Когда Гарман закончил редактировать книгу, мы отправились в Уэльс. Лорна с Уишем до этого побывали в Пембрукшире и так нахваливали его, что мы решили тоже туда съездить. Это единственное место на Британских островах, которое хоть чем-то напоминает континент. Дома там красили в яркие цвета, как в Италии. Пляжи, усыпанные валунами, простирались на мили, и нигде не встречалось ни души. Все побережье было каменистым и диким.
Мы ходили на долгие прогулки по полям и поросшими вереском пустошам и посещали господские поместья.
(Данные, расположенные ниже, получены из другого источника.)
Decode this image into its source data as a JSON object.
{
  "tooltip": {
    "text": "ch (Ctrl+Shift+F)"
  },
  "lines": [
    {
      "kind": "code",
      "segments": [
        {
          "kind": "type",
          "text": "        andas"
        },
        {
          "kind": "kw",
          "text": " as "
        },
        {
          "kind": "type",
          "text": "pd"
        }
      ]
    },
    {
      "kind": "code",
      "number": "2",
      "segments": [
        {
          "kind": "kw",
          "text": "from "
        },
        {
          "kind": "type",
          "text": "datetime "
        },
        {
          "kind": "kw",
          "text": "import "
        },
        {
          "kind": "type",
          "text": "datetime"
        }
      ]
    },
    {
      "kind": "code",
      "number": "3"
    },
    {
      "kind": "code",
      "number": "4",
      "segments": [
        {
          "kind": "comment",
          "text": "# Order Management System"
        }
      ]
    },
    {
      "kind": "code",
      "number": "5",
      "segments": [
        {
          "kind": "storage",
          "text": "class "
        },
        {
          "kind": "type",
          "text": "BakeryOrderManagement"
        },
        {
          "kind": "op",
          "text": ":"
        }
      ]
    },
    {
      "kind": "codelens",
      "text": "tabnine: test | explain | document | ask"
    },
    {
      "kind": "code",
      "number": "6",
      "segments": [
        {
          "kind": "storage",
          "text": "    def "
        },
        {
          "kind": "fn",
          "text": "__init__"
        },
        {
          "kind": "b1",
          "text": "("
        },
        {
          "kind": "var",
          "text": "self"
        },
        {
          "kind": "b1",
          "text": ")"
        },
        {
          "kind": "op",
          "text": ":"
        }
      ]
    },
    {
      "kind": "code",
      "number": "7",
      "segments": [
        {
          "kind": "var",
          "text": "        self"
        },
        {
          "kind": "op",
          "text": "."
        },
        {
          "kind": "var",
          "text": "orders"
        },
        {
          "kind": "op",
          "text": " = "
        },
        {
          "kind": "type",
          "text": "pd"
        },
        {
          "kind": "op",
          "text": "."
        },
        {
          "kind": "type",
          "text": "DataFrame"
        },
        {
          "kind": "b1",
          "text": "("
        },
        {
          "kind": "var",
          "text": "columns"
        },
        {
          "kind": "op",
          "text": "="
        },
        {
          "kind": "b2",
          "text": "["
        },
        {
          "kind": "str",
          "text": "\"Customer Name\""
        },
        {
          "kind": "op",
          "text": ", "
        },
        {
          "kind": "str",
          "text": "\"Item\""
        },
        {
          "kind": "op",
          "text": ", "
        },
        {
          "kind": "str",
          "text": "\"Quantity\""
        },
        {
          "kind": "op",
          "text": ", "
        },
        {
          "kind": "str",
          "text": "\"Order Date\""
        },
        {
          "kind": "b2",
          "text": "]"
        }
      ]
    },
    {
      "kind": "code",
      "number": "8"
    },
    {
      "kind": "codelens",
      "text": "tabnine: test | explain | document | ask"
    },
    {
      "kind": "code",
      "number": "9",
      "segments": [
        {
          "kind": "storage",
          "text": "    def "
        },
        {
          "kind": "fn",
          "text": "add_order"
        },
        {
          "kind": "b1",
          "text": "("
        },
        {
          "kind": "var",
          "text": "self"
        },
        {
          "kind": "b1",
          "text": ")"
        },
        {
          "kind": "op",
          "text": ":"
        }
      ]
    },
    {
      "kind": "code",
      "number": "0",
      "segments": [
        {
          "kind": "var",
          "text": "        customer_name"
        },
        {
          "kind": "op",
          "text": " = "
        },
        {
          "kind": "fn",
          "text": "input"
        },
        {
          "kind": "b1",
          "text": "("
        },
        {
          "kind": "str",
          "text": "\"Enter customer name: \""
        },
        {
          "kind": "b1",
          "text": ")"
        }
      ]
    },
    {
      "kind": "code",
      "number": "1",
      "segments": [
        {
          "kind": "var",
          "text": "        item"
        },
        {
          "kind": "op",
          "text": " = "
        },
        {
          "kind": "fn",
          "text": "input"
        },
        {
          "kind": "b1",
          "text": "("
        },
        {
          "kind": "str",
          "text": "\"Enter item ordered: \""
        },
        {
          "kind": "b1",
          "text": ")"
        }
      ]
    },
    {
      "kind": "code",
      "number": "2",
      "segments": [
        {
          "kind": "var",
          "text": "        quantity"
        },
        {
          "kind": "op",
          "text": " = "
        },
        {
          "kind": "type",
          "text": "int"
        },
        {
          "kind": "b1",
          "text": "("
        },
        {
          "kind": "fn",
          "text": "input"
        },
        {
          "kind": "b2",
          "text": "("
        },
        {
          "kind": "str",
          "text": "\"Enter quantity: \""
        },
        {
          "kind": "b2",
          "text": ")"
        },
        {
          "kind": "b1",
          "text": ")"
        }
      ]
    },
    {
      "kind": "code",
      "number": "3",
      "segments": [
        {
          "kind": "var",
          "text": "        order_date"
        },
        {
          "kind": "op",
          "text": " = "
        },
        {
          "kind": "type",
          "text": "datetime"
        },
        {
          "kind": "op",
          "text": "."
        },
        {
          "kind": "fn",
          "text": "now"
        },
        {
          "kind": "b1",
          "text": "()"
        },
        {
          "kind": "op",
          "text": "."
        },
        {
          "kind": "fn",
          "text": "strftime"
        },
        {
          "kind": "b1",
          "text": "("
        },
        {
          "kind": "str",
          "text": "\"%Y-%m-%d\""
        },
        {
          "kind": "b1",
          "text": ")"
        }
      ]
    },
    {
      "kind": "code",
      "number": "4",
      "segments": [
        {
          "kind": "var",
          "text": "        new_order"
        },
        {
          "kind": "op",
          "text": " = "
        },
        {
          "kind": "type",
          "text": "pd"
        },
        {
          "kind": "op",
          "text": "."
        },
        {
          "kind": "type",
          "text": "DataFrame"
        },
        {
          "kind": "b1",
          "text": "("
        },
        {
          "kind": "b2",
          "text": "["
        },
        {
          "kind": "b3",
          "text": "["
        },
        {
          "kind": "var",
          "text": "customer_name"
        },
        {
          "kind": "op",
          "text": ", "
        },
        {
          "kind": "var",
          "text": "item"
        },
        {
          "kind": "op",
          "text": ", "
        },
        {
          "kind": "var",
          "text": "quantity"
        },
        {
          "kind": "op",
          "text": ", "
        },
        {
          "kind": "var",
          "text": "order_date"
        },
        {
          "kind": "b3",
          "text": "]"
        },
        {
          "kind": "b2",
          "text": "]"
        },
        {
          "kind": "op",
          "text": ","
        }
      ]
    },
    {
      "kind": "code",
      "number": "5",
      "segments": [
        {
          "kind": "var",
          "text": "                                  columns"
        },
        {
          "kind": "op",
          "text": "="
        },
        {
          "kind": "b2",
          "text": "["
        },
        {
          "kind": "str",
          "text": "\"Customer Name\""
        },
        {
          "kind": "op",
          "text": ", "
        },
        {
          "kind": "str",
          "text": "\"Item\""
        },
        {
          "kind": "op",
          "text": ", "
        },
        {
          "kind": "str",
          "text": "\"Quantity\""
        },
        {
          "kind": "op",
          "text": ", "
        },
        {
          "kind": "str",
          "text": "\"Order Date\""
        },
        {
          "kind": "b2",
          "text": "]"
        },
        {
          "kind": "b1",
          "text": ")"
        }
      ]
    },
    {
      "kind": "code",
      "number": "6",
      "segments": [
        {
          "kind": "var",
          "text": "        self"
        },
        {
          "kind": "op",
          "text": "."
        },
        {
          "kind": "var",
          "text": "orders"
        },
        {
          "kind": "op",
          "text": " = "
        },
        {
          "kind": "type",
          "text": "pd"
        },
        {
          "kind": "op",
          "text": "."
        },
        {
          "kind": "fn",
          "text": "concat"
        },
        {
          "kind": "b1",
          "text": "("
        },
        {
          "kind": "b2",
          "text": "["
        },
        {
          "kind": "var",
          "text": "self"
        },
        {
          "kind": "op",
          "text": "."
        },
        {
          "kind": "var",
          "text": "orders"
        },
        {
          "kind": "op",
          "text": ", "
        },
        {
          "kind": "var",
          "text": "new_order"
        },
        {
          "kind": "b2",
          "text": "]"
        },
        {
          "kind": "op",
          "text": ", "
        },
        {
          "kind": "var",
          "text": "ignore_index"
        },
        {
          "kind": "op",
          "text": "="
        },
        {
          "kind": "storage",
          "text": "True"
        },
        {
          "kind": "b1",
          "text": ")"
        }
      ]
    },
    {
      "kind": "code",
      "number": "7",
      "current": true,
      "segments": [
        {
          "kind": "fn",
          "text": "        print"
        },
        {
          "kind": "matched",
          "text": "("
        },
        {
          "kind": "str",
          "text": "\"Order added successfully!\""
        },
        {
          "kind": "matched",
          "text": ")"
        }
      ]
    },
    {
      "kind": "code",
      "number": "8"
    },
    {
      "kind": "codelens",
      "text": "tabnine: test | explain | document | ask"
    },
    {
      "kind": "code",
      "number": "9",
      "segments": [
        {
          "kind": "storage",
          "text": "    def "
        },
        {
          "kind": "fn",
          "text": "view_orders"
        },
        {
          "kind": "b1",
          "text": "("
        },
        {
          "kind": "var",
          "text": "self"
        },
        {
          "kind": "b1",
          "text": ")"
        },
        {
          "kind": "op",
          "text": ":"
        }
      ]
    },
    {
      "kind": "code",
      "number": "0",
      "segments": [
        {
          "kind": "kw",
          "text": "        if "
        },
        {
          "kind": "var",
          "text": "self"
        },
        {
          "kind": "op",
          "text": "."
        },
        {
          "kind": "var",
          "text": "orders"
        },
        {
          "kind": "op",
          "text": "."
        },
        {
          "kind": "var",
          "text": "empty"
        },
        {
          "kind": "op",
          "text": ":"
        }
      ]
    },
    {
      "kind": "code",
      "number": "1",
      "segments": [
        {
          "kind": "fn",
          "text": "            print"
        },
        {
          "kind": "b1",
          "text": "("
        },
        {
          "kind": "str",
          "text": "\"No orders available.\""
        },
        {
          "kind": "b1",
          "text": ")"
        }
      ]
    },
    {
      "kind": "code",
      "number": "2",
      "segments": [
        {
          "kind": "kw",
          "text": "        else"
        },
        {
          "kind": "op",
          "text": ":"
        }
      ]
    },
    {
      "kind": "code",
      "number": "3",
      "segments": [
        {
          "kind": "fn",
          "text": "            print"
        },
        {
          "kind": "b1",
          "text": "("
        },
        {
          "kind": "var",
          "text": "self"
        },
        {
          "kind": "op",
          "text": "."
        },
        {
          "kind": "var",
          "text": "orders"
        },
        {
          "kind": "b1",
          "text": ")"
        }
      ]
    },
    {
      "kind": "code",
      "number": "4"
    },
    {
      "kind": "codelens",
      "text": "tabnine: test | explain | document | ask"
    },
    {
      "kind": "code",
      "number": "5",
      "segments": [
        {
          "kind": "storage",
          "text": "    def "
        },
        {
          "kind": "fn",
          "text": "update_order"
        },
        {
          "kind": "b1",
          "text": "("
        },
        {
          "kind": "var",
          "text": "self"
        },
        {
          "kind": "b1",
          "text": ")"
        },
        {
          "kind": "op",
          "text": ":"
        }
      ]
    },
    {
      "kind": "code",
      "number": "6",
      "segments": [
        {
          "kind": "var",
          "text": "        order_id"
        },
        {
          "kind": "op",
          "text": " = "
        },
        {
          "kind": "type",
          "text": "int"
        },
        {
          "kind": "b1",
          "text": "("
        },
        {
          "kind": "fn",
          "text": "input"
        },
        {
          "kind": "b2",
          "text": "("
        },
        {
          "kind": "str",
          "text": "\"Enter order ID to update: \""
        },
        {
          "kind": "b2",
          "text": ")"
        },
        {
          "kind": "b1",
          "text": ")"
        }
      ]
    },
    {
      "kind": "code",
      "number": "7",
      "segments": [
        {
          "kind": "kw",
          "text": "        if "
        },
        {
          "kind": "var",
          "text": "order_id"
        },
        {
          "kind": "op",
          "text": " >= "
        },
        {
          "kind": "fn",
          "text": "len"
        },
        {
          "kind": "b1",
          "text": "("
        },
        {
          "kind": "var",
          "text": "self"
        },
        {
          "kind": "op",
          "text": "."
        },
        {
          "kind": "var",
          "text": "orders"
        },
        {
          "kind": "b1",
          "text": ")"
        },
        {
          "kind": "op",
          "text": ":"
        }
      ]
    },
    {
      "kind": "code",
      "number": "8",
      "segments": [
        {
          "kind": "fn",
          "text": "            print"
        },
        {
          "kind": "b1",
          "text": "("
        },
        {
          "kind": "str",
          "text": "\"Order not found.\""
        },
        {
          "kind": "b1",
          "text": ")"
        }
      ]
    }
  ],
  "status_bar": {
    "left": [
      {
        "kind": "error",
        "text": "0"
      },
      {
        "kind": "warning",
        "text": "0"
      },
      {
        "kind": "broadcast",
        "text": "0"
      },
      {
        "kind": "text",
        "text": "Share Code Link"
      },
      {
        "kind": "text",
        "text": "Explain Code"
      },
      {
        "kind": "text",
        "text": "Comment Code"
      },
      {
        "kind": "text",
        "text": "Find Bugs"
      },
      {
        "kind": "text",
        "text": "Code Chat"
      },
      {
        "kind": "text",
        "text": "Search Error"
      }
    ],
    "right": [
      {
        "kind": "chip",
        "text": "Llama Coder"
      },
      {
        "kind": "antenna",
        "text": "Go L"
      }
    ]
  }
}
В жизни валлийского дворянства царил уклад XVIII века — как и в Ирландии.
Мы жили на берегу реки в небольшом деревянном пансионе, которым владел полубезумный бывший капитан с женой, в прошлом служанкой герцогини Манчестер. Она предоставила нам спальню, гостиную и великолепное питание с пятью сменами блюд за трапезу и тремя блюдами на выбор в каждой смене, и все это за скромную сумму в пятнадцать шиллингов за человека в неделю. (Пятнадцать шиллингов тогда равнялись трем долларам семидесяти пяти центам.) Это было невероятно. Ее муж, капитан, построил дом по подобию корабля, и его окружал заброшенный флот, на котором этот капитан когда-то плавал вдоль берегов острова. В былые дни он был успешным судовым агентом. Теперь же от него было проку не больше, чем от его лодок. Он постоянно твердил, что починит их, но мы понимали, что этого не произойдет.